Ceramic Tile Systems: Two distinct custom ceramic tile assemblies are developed for the building's envelope, making the project's material identity and programmatic identity inseparable. Ceramic Tile 1 is a sliding door system: large-format ceramic-framed panels on a horizontal track that open the ground floor studio and gallery spaces to the plaza and trail edge. These panels can be fully retracted to create a seamless indoor-outdoor condition, or partially closed to modulate airflow and privacy. Ceramic Tile 2 covers the walls and roof: a field-bonded tile system applied to both the pitched roof surfaces and the non-glazed wall areas. The roof tiles follow the faceted geometry of the steel truss structure below, creating a textured, light-catching surface whose warm terracotta tones reference both the material of ceramics and the brick character of Columbus's civic buildings along Jackson Street.

Envelope and Glazing: The eastern and southern elevations — facing the People's Trail and the civic corridor — are predominantly glazed with full-height timber-framed windows and the ceramic sliding door system. The northern elevation, facing Highway 45, uses a more solid ceramic tile wall with horizontal strip windows to the upper studios. The western elevation presents the ceramic tile roof in its most complete form, with the gabled profile descending to a low canopy over the exterior kiln yard.
Program Distribution:

Ground Floor: Gallery (1), Lobby (2), Mixing Room (3), Interior Kiln (4), Exterior Kiln (5), Glazing Room (6), Flex Space (7), Storage (8), restrooms, plaza, covered trail canopy, parking, and surrounding gardens.
Second Floor (Floor Plan 2): Studios (9), flex mezzanine space, and secondary circulation.

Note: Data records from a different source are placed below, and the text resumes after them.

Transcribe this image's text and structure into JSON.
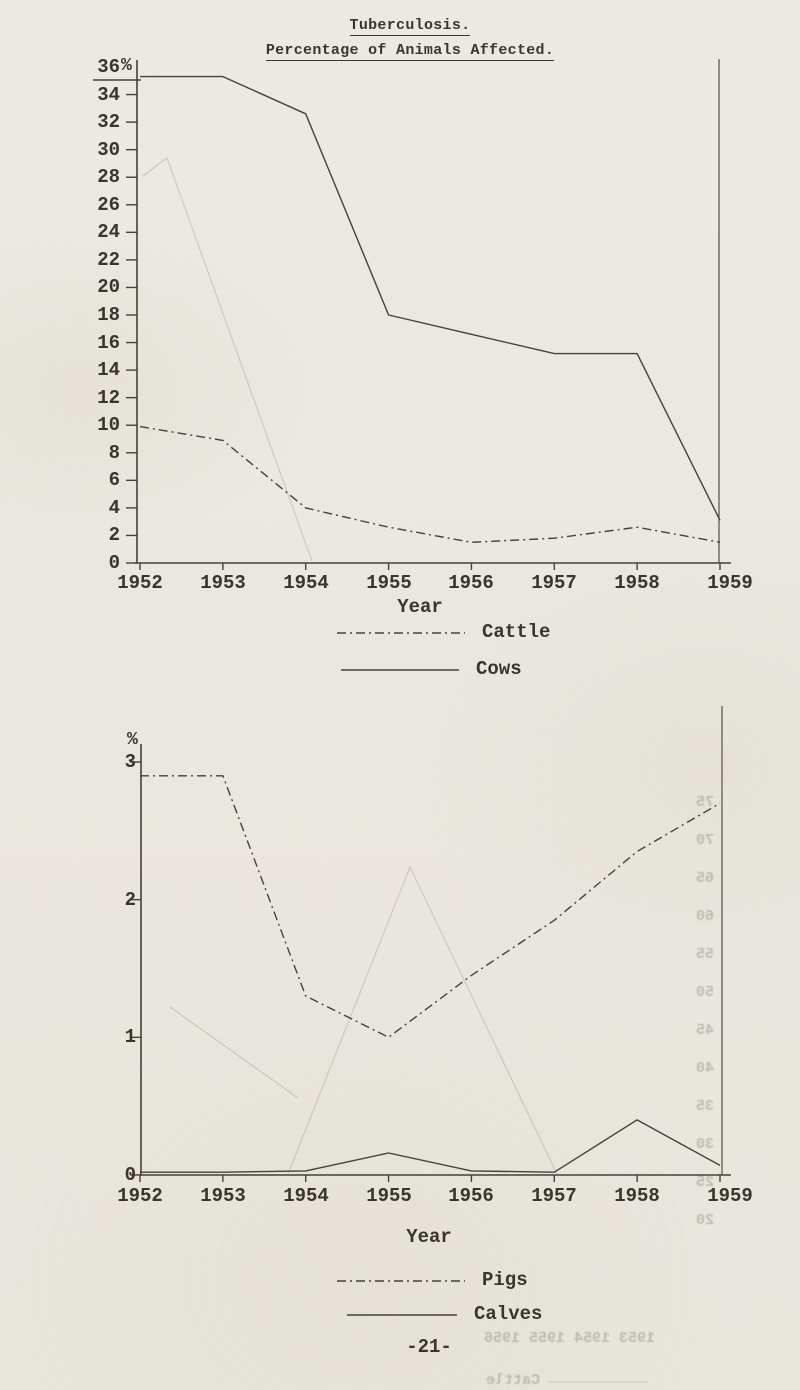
{
  "page": {
    "title": "Tuberculosis.",
    "subtitle": "Percentage of Animals Affected.",
    "page_number": "-21-",
    "unit_sign": "%"
  },
  "colors": {
    "paper": "#ebe8e1",
    "ink": "#3a362e",
    "line": "#45413a",
    "ghost": "#7d7463"
  },
  "chart_data": [
    {
      "type": "line",
      "title": "Tuberculosis. Percentage of Animals Affected.",
      "xlabel": "Year",
      "ylabel": "%",
      "x": [
        1952,
        1953,
        1954,
        1955,
        1956,
        1957,
        1958,
        1959
      ],
      "ylim": [
        0,
        36
      ],
      "ytick_step": 2,
      "grid": false,
      "legend_position": "below",
      "series": [
        {
          "name": "Cattle",
          "line_style": "dash-dot",
          "values": [
            9.9,
            8.9,
            4.0,
            2.6,
            1.5,
            1.8,
            2.6,
            1.5
          ]
        },
        {
          "name": "Cows",
          "line_style": "solid",
          "values": [
            35.3,
            35.3,
            32.6,
            18.0,
            16.6,
            15.2,
            15.2,
            3.1
          ]
        }
      ]
    },
    {
      "type": "line",
      "title": "",
      "xlabel": "Year",
      "ylabel": "%",
      "x": [
        1952,
        1953,
        1954,
        1955,
        1956,
        1957,
        1958,
        1959
      ],
      "ylim": [
        0,
        3
      ],
      "ytick_step": 1,
      "grid": false,
      "legend_position": "below",
      "series": [
        {
          "name": "Pigs",
          "line_style": "dash-dot",
          "values": [
            2.9,
            2.9,
            1.3,
            1.0,
            1.45,
            1.85,
            2.35,
            2.7
          ]
        },
        {
          "name": "Calves",
          "line_style": "solid",
          "values": [
            0.02,
            0.02,
            0.03,
            0.16,
            0.03,
            0.02,
            0.4,
            0.07
          ]
        }
      ]
    }
  ],
  "bleed_through": {
    "ghost_axis_labels": [
      "75",
      "70",
      "65",
      "60",
      "55",
      "50",
      "45",
      "40",
      "35",
      "30",
      "25",
      "20"
    ],
    "ghost_year_row": "1953     1954     1955     1956",
    "ghost_legend_word": "Cattle"
  }
}
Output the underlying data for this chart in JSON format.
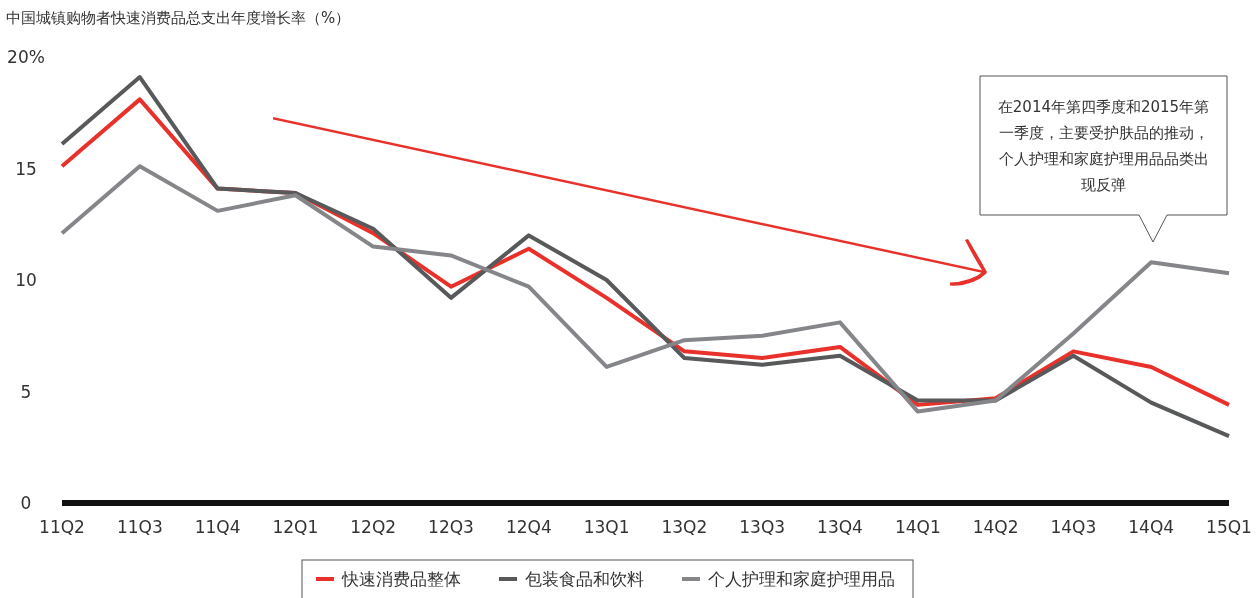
{
  "chart_data": {
    "type": "line",
    "title": "中国城镇购物者快速消费品总支出年度增长率（%）",
    "categories": [
      "11Q2",
      "11Q3",
      "11Q4",
      "12Q1",
      "12Q2",
      "12Q3",
      "12Q4",
      "13Q1",
      "13Q2",
      "13Q3",
      "13Q4",
      "14Q1",
      "14Q2",
      "14Q3",
      "14Q4",
      "15Q1"
    ],
    "series": [
      {
        "name": "快速消费品整体",
        "color": "#e8312a",
        "values": [
          15.1,
          18.1,
          14.1,
          13.9,
          12.1,
          9.7,
          11.4,
          9.2,
          6.8,
          6.5,
          7.0,
          4.4,
          4.7,
          6.8,
          6.1,
          4.4
        ]
      },
      {
        "name": "包装食品和饮料",
        "color": "#58595b",
        "values": [
          16.1,
          19.1,
          14.1,
          13.9,
          12.3,
          9.2,
          12.0,
          10.0,
          6.5,
          6.2,
          6.6,
          4.6,
          4.6,
          6.6,
          4.5,
          3.0
        ]
      },
      {
        "name": "个人护理和家庭护理用品",
        "color": "#858689",
        "values": [
          12.1,
          15.1,
          13.1,
          13.8,
          11.5,
          11.1,
          9.7,
          6.1,
          7.3,
          7.5,
          8.1,
          4.1,
          4.6,
          7.6,
          10.8,
          10.3
        ]
      }
    ],
    "ylim": [
      0,
      20
    ],
    "yticks": [
      0,
      5,
      10,
      15,
      {
        "value": 20,
        "label": "20%"
      }
    ],
    "grid": false,
    "legend": "bottom",
    "marker": "none",
    "line_style": "solid",
    "annotations": [
      "在2014年第四季度和2015年第一季度，主要受护肤品的推动，个人护理和家庭护理用品品类出现反弹"
    ]
  }
}
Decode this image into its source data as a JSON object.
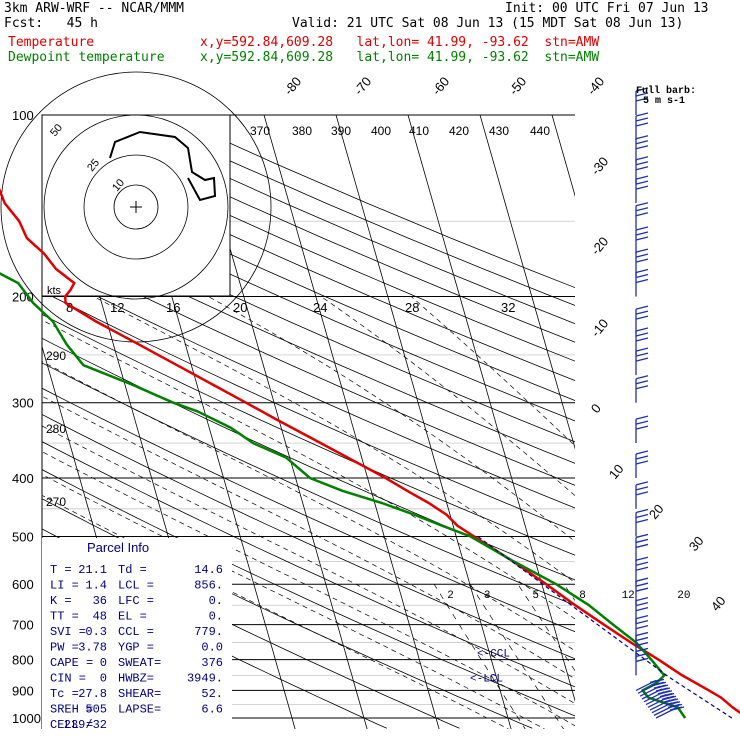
{
  "header": {
    "line1_left": "3km ARW-WRF -- NCAR/MMM",
    "line1_right": "Init: 00 UTC Fri 07 Jun 13",
    "line2_left": "Fcst:   45 h",
    "line2_right": "Valid: 21 UTC Sat 08 Jun 13 (15 MDT Sat 08 Jun 13)",
    "temp_label": "Temperature",
    "temp_info": "x,y=592.84,609.28   lat,lon= 41.99, -93.62  stn=AMW",
    "dew_label": "Dewpoint temperature",
    "dew_info": "x,y=592.84,609.28   lat,lon= 41.99, -93.62  stn=AMW"
  },
  "colors": {
    "temperature": "#e00000",
    "dewpoint": "#008000",
    "wind": "#1f2fb0",
    "parcel": "#000080"
  },
  "chart_data": {
    "type": "line",
    "pressure_ticks": [
      "100",
      "200",
      "300",
      "400",
      "500",
      "600",
      "700",
      "800",
      "900",
      "1000"
    ],
    "isotherm_labels": [
      "-80",
      "-70",
      "-60",
      "-50",
      "-40",
      "-30",
      "-20",
      "-10",
      "0",
      "10",
      "20",
      "30",
      "40"
    ],
    "theta_labels": [
      "370",
      "380",
      "390",
      "400",
      "410",
      "420",
      "430",
      "440"
    ],
    "theta_low_labels": [
      "290",
      "280",
      "270"
    ],
    "mixing_ratio_labels": [
      "2",
      "3",
      "5",
      "8",
      "12",
      "20"
    ],
    "hodo_speed_labels": [
      "50",
      "25",
      "10"
    ],
    "hodo_unit": "kts",
    "hodo_axis_labels": [
      "8",
      "12",
      "16",
      "20",
      "24",
      "28",
      "32"
    ],
    "wind_note_line1": "Full barb:",
    "wind_note_line2": "5 m s-1",
    "ccl_label": "<-CCL",
    "lcl_label": "<-LCL",
    "series": [
      {
        "name": "Temperature",
        "p": [
          1000,
          960,
          925,
          900,
          850,
          800,
          750,
          700,
          650,
          600,
          550,
          500,
          480,
          460,
          440,
          420,
          400,
          380,
          360,
          340,
          320,
          300,
          280,
          260,
          240,
          220,
          205,
          200,
          195,
          190,
          180,
          170,
          160,
          150,
          140,
          130,
          120,
          110,
          100
        ],
        "t": [
          23.3,
          21.6,
          20.4,
          19.0,
          15.9,
          13.2,
          10.1,
          7.0,
          3.8,
          0.6,
          -3.1,
          -7.5,
          -9.4,
          -10.5,
          -12.5,
          -15.0,
          -17.5,
          -20.4,
          -23.5,
          -26.8,
          -30.3,
          -33.9,
          -37.8,
          -42.0,
          -46.5,
          -51.5,
          -55.0,
          -54.8,
          -53.8,
          -53.0,
          -55.0,
          -56.0,
          -57.8,
          -58.2,
          -59.5,
          -59.8,
          -60.2,
          -61.0,
          -62.0
        ]
      },
      {
        "name": "Dewpoint temperature",
        "p": [
          1000,
          960,
          925,
          900,
          875,
          850,
          800,
          750,
          700,
          650,
          600,
          550,
          500,
          480,
          460,
          440,
          420,
          400,
          370,
          350,
          330,
          310,
          300,
          280,
          260,
          240,
          220,
          205,
          190,
          180,
          165,
          155,
          140,
          130,
          120,
          110,
          100
        ],
        "td": [
          14.6,
          14.0,
          10.3,
          9.8,
          12.0,
          13.4,
          12.2,
          10.8,
          8.3,
          5.7,
          2.0,
          -3.0,
          -8.0,
          -11.5,
          -15.0,
          -19.0,
          -24.0,
          -28.0,
          -30.5,
          -34.5,
          -37.0,
          -41.0,
          -44.0,
          -49.0,
          -55.0,
          -56.5,
          -57.5,
          -59.5,
          -60.8,
          -64.0,
          -66.5,
          -70.0,
          -73.5,
          -75.0,
          -75.5,
          -76.0,
          -76.0
        ]
      }
    ],
    "wind_barbs_pressure": [
      1000,
      990,
      980,
      970,
      960,
      950,
      940,
      930,
      920,
      910,
      900,
      850,
      800,
      750,
      700,
      650,
      600,
      550,
      500,
      450,
      400,
      350,
      300,
      270,
      250,
      230,
      200,
      185,
      170,
      155,
      140,
      130,
      120,
      110,
      100
    ]
  },
  "parcel_info": {
    "title": "Parcel Info",
    "rows": [
      [
        "T  =",
        "21.1",
        "Td =",
        "14.6"
      ],
      [
        "LI =",
        "1.4",
        "LCL =",
        "856."
      ],
      [
        "K  =",
        "36",
        "LFC =",
        "0."
      ],
      [
        "TT =",
        "48",
        "EL =",
        "0."
      ],
      [
        "SVI =",
        "0.3",
        "CCL =",
        "779."
      ],
      [
        "PW =",
        "3.78",
        "YGP =",
        "0.0"
      ],
      [
        "CAPE =",
        "0",
        "SWEAT=",
        "376"
      ],
      [
        "CIN =",
        "0",
        "HWBZ=",
        "3949."
      ],
      [
        "Tc =",
        "27.8",
        "SHEAR=",
        "52."
      ],
      [
        "SREH =",
        "505",
        "LAPSE=",
        "6.6"
      ],
      [
        "CELL =",
        "239/32",
        "",
        ""
      ]
    ]
  }
}
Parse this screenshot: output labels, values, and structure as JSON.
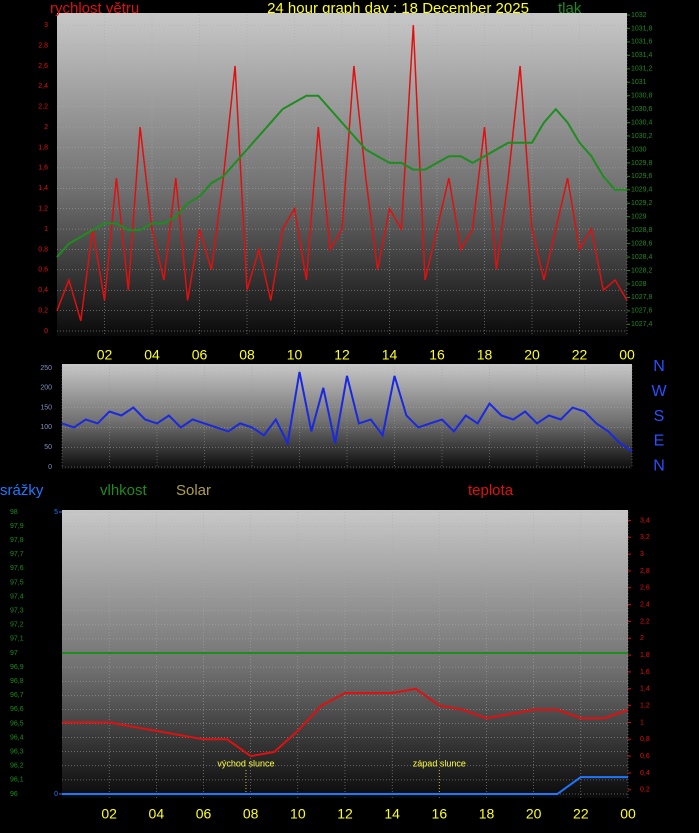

Circulation: A single interior stair and accessible vertical circulation connect the ground floor to the second floor within the central lobby volume. Externally, the People's Trail passes directly along the building's eastern and southern edges, with multiple pedestrian entry points from the trail, the plaza, and the garden perimeter. Bicycle access is accommodated along the trail frontage, with bike parking integrated into the plaza landscape. Vehicle parking is located on the south-western edge of the site, accessed from the side street.
Sections:

Section A-A' (Scale 1/8"): cuts through the central lobby and gallery, revealing the two-level section, the steel roof truss, the full-height glazing, and the relationship between interior and the trail-facing plaza.
Section B-B' (Scale 1/8"): cuts through the studio wing, showing the production spaces, the second-floor studios, and the ceramic roof profile as it rises over the kiln areas.
Section C-C' (Scale 1/8"): cuts longitudinally through the full length of the building, revealing the continuous undulating roofline, the gradient from gallery to lobby to studio, and the landscape on both sides of the structure.